Seems a clear-cut job for the location scout, right? Off to Northern Florida! Well, not quite. In a Collider interview with producer Andrew McDonald and writer/director Alex Garland, McDonald explained that he spoke to another producer with experience filming in swampy jungle lands. Besides the obvious negatives of adverse weather conditions like heat and humidity, McDonald said he learned, "when you’re shooting at something so dense, all you’re getting is a green curtain so you can’t really see beyond anything...So that section of the film has massively benefited from not being shot in the jungle.” Instead, the area that's a dead ringer for the swamps of Louisiana was shot at Windsor Great Park, just outside of major metropolis London.

The empty beach with a lone lighthouse, absolutely identical to the famous lighthouse at St. Marks Wildlife Refuge, was actually shot at Holkham Beach off the coast of Norwich, England. The remainder of the fields and swamps were shot at England's famous Pinewood Studios, also the go-to location for other sci fi films with strange locations, including The Chronicles of Riddick and Star Wars: The Force Awakens. The website Atlas Of Wonders has an updated list of all of Annihilation's shooting locations, all of which are currently in England.

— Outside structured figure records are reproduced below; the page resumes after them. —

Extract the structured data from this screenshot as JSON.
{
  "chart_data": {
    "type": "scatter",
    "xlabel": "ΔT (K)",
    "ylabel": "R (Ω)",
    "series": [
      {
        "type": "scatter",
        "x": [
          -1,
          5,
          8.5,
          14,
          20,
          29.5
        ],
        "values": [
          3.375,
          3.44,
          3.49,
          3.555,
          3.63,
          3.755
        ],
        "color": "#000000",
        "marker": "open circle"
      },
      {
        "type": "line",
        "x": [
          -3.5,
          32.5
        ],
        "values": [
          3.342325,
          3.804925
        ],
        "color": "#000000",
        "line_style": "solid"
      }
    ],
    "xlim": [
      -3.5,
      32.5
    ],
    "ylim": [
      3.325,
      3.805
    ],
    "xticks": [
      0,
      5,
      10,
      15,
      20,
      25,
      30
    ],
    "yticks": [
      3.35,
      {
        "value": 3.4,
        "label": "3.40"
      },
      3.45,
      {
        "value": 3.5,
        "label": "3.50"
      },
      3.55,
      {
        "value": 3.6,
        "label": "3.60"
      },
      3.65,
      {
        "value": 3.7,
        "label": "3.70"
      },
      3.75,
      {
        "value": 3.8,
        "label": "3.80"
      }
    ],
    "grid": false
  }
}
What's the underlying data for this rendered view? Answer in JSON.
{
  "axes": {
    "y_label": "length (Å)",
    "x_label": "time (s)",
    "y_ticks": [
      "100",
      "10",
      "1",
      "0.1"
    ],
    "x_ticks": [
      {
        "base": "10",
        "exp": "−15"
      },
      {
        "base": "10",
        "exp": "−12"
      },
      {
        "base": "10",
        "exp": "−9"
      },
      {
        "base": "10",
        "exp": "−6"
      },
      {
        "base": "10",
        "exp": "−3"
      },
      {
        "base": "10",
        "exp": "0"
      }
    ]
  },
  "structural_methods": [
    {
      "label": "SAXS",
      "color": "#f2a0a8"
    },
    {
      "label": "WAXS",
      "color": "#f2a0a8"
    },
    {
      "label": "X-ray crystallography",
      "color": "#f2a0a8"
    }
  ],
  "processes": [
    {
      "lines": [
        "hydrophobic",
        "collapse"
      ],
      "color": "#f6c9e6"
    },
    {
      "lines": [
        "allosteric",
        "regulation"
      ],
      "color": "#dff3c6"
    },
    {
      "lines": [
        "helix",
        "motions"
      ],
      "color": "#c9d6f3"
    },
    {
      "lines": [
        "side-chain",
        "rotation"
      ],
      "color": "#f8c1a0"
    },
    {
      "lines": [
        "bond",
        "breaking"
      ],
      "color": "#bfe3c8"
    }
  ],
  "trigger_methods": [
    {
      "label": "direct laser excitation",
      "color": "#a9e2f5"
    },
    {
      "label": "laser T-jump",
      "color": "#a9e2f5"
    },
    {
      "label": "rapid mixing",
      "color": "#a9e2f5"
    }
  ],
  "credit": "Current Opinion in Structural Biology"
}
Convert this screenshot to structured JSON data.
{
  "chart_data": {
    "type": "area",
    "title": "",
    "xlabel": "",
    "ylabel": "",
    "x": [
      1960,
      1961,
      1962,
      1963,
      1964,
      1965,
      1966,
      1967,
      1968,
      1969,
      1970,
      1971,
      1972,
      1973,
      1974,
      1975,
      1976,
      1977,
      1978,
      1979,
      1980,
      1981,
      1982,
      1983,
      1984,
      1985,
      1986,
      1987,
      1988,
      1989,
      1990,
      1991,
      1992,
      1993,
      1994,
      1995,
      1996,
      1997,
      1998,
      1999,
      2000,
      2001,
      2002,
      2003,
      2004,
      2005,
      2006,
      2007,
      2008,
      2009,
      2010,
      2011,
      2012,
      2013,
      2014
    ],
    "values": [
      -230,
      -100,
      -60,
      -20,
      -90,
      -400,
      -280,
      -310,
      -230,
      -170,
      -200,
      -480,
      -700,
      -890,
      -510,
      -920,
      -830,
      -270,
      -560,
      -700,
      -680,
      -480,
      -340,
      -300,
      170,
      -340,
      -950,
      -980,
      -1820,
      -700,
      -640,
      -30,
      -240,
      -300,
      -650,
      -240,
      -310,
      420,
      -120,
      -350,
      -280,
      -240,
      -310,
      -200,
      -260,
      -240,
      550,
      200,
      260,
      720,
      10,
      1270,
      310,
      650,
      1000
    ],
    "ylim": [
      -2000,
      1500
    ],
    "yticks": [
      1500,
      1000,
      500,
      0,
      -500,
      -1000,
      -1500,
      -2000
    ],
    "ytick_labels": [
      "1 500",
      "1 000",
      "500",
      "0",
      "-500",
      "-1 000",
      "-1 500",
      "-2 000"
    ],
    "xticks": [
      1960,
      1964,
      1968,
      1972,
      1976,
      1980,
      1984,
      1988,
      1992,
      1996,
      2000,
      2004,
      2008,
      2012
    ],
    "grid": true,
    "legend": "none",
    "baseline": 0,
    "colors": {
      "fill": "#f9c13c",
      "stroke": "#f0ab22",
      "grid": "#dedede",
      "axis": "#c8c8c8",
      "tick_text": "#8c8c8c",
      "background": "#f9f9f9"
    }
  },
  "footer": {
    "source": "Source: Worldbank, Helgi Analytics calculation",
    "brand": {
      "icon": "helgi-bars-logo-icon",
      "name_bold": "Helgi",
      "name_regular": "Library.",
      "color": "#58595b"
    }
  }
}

In the same Collider article, director Garland noted that despite being shot across the pond, the locations were absolutely inspired by crew visits to the American south, even inspiring deviations from the novel and script. "We came upon a half sunken trailer by the edge of a swamp. It was such a great visual delight… Originally the alligator attack sequence was outside and happened in the open, but now we put the [characters] in a more dangerous place. It’s dark. It’s enclosed. It’s harder to escape.”

While casual viewers would never guess the film was shot outside of America, it almost doesn't matter in the end. After all, once the team crosses the boundary of Area X, they've left the America we know for one beyond current human understanding, a world that exists only on paper and film.